I want to be a safe place. I want to say what I mean and worry less about hurt feelings. I want to be okay with being hurt and hurting for for the sake of authenticity. I want to surround myself with people I trust do the same.

I’m 38. It’s time to grow up.

Also: MY HAIR HAPPENS TO BE FUCKING FANTASTIC. Suck it, polite.
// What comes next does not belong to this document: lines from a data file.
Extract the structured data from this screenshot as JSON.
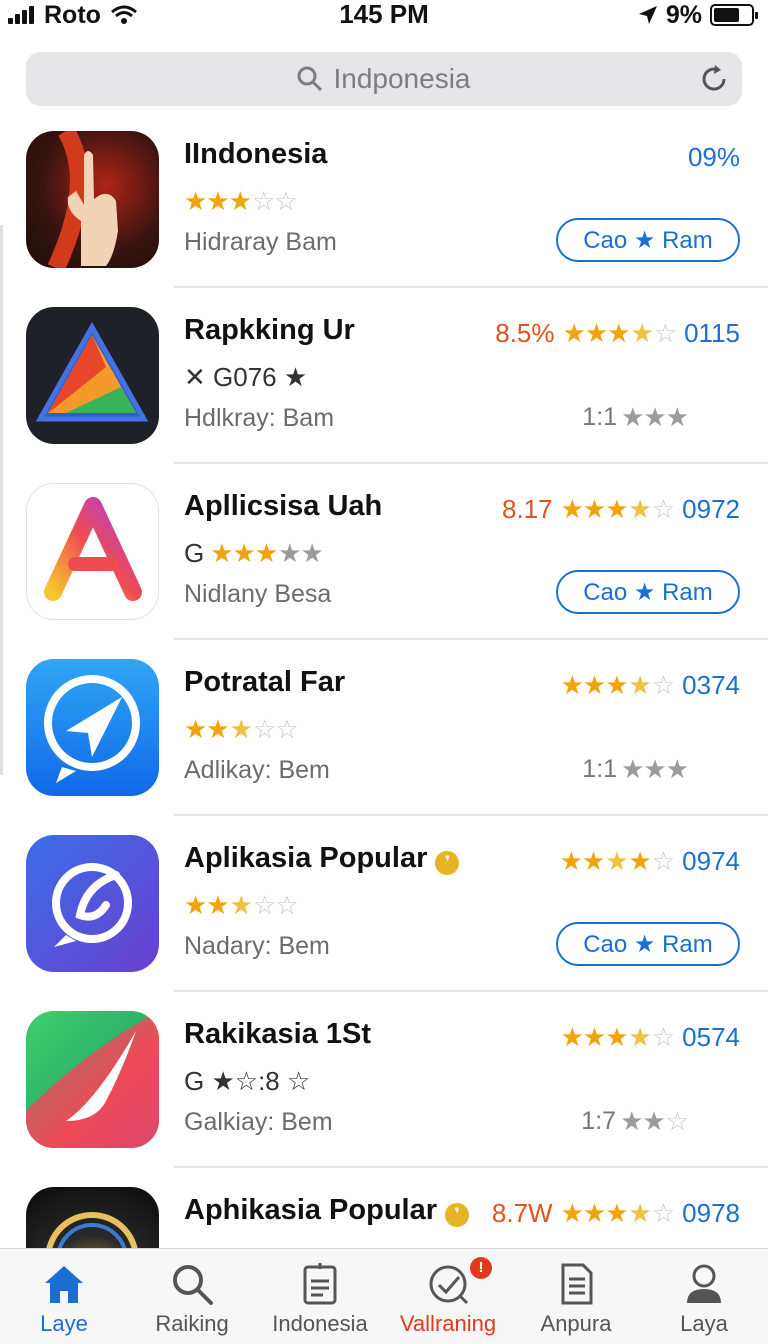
{
  "status_bar": {
    "carrier": "Roto",
    "time": "145 PM",
    "battery": "9%"
  },
  "search": {
    "placeholder": "Indponesia"
  },
  "apps": [
    {
      "title": "IIndonesia",
      "subtitle": "Hidraray Bam",
      "rating_stars": 3,
      "percent": "09%",
      "button": "Cao ★ Ram"
    },
    {
      "title": "Rapkking Ur",
      "meta": "✕ G076 ★",
      "subtitle": "Hdlkray: Bam",
      "percent": "8.5%",
      "rating_stars": 3.5,
      "count": "0115",
      "small_rating": "1:1"
    },
    {
      "title": "Apllicsisa Uah",
      "meta_prefix": "G",
      "subtitle": "Nidlany Besa",
      "percent": "8.17",
      "rating_stars": 3.5,
      "count": "0972",
      "button": "Cao ★ Ram"
    },
    {
      "title": "Potratal Far",
      "subtitle": "Adlikay: Bem",
      "rating_stars": 3.5,
      "count": "0374",
      "small_rating": "1:1"
    },
    {
      "title": "Aplikasia Popular",
      "subtitle": "Nadary: Bem",
      "rating_stars": 3.5,
      "count": "0974",
      "button": "Cao ★ Ram"
    },
    {
      "title": "Rakikasia 1St",
      "meta": "G ★☆:8 ☆",
      "subtitle": "Galkiay: Bem",
      "rating_stars": 3.5,
      "count": "0574",
      "small_rating": "1:7"
    },
    {
      "title": "Aphikasia Popular",
      "percent": "8.7W",
      "rating_stars": 3.5,
      "count": "0978"
    }
  ],
  "tabs": [
    {
      "label": "Laye",
      "icon": "home-icon",
      "active": true
    },
    {
      "label": "Raiking",
      "icon": "search-icon"
    },
    {
      "label": "Indonesia",
      "icon": "document-icon"
    },
    {
      "label": "Vallraning",
      "icon": "check-circle-icon",
      "badge": "!"
    },
    {
      "label": "Anpura",
      "icon": "list-doc-icon"
    },
    {
      "label": "Laya",
      "icon": "person-icon"
    }
  ],
  "colors": {
    "accent": "#1b6fd3",
    "star": "#f0a30a",
    "alert": "#e03a1a"
  }
}
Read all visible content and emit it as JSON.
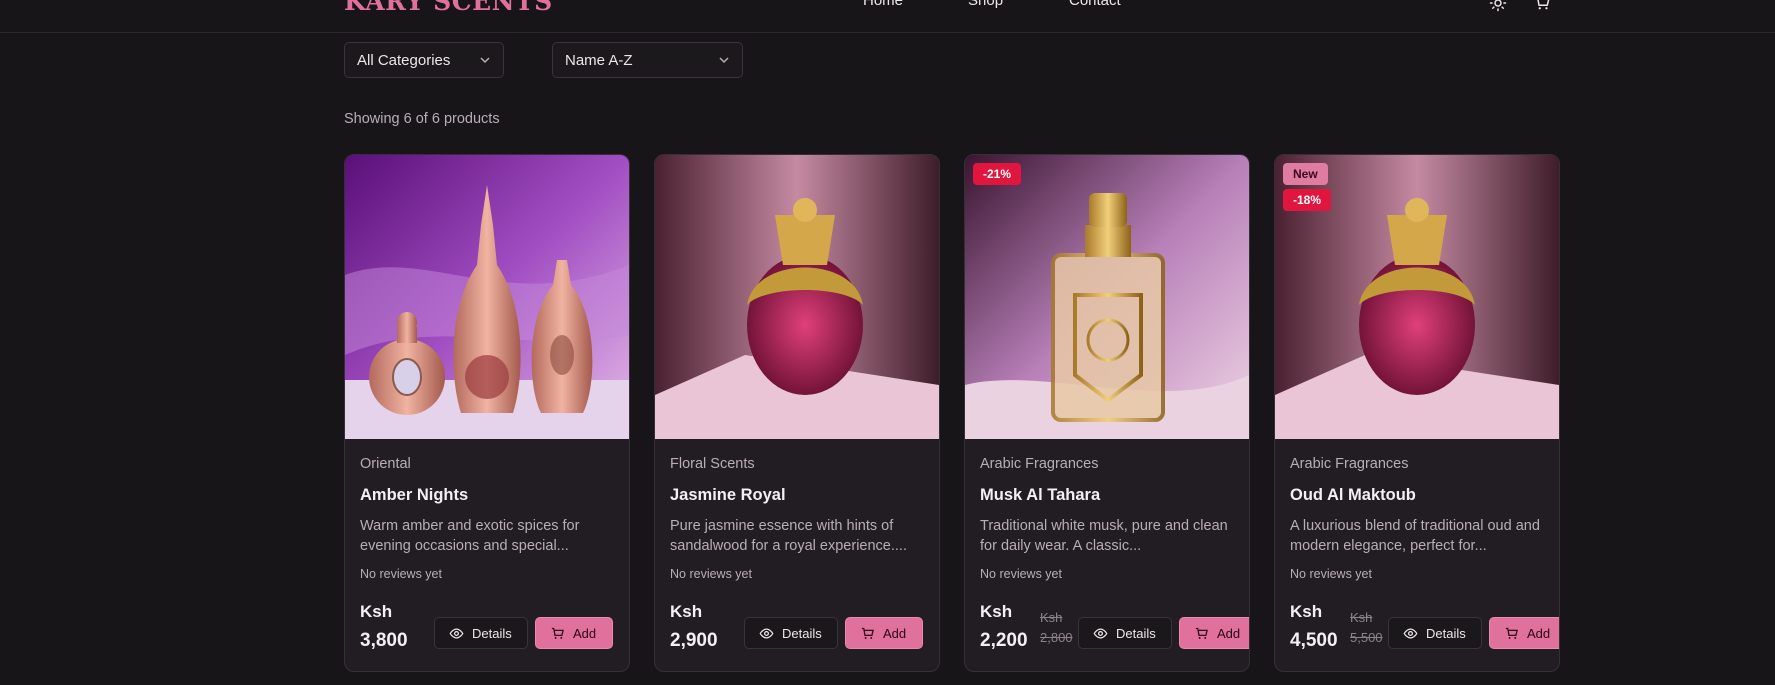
{
  "header": {
    "brand": "KARY SCENTS",
    "nav": [
      "Home",
      "Shop",
      "Contact"
    ],
    "icons": [
      "sun-icon",
      "cart-icon"
    ]
  },
  "filters": {
    "category": "All Categories",
    "sort": "Name A-Z"
  },
  "results_text": "Showing 6 of 6 products",
  "buttons": {
    "details": "Details",
    "add": "Add"
  },
  "products": [
    {
      "category": "Oriental",
      "name": "Amber Nights",
      "description": "Warm amber and exotic spices for evening occasions and special...",
      "reviews": "No reviews yet",
      "currency": "Ksh",
      "price": "3,800",
      "badges": []
    },
    {
      "category": "Floral Scents",
      "name": "Jasmine Royal",
      "description": "Pure jasmine essence with hints of sandalwood for a royal experience....",
      "reviews": "No reviews yet",
      "currency": "Ksh",
      "price": "2,900",
      "badges": []
    },
    {
      "category": "Arabic Fragrances",
      "name": "Musk Al Tahara",
      "description": "Traditional white musk, pure and clean for daily wear. A classic...",
      "reviews": "No reviews yet",
      "currency": "Ksh",
      "price": "2,200",
      "old_currency": "Ksh",
      "old_price": "2,800",
      "badges": [
        "-21%"
      ]
    },
    {
      "category": "Arabic Fragrances",
      "name": "Oud Al Maktoub",
      "description": "A luxurious blend of traditional oud and modern elegance, perfect for...",
      "reviews": "No reviews yet",
      "currency": "Ksh",
      "price": "4,500",
      "old_currency": "Ksh",
      "old_price": "5,500",
      "badges": [
        "New",
        "-18%"
      ]
    }
  ],
  "colors": {
    "background": "#181519",
    "card": "#221d23",
    "accent": "#e0709c",
    "sale": "#e0163e"
  }
}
“I have learned that I would rather be maladroit, or even rude, than dishonest.” Lying by Sam Harris

“Lying is, almsot by definition, a refusal to cooperate with others. It condenses a lack of trust and trustworthiness into a single act. It is both a failure of understanding and an unwillingness to be understood. To lie is to recoil from relationship. ” Lying by Sam Harris

Author

Shannon has been writing on the web since 1998 when you could make yourself a grilled cheese sandwich before your page loaded. Her work has been featured in print and online and she blogs at truthfully.ca. There, Shannon writes about vulnerability, courage and mental health. Before content strategy, Shannon spent nine years leading classrooms of small humans.

13 Comments

  1. I love your post, Shannon! I also was raised to be very polite (still am), and I totally see myself checking that invitation for being true! I agree with you: a certain degree of directness is very useful! You don’t have to be rude but it is good and healthy to assert onself. And it is something I am still learning.

    • Thanks, Olga! I’m amazed at all the things I’m still learning. I remember thinking as a teenager people my age must have all the things figured out!

      • Right? I always thoght like this: “When I will be 18, I will be an adult and I will know what to do”. I never did, no matter the age. Loved the test by the way, I am green (which is cool becuase it is a colour I like a lot)! I guess the beauty about life is that we are always learning!

  2. Geez. Welcome to my brain. I am just 40 and only just starting to get my head around this. Loved this post. Thank you.

  3. I can completely relate to this Shannon! Right down to the party invitation. Great post!!!

  4. You really hit it with this one. I have friends and family that I feel I have to dissect “what did she mean by that” all the time. It’s exhausting. I’d way rather have the kinds of conversations that I do with my best friend. “Do you want to do this? Nah, not my thing, but thanks for asking. Okay.” No B.S. And she loves my fabulous hair!

    • I’m getting better since I wrote this piece, but I still struggle in my most comfortable relationships to just say it!

  5. Amen. I must be a ‘blue’ too. I was raised this way too but lingering effects of all this politeness comes back to haunt in those, “Olympic-level brain gymnastics” as you say, in trying to figure out what everyone’s saying/meaning!

    • I love the colours personality test. It gave me more information than any of the others I’ve done. Yay for blues! 🙂

  6. Amen. I do not have the energy or personality for that BS. I just cannot hide what I think. I’m not a bitch, but I do like honesty, otherwise, what’s the freaking point? Then we’re all running around lying and doing stuff we don’t want to do and it’s all a sham. Honest, direct, you don’t have to be a bitch to be honest and clear. Just say what you feel and think. Oh, so refreshing. And, it’s OK to like your own haircut for heaven’s sake.

  7. You are talking about me. I’m in my 50s and still live the repercussions of childhood events that have made me extremely sensitive and craving to please others. I can’t seeing that ever ending.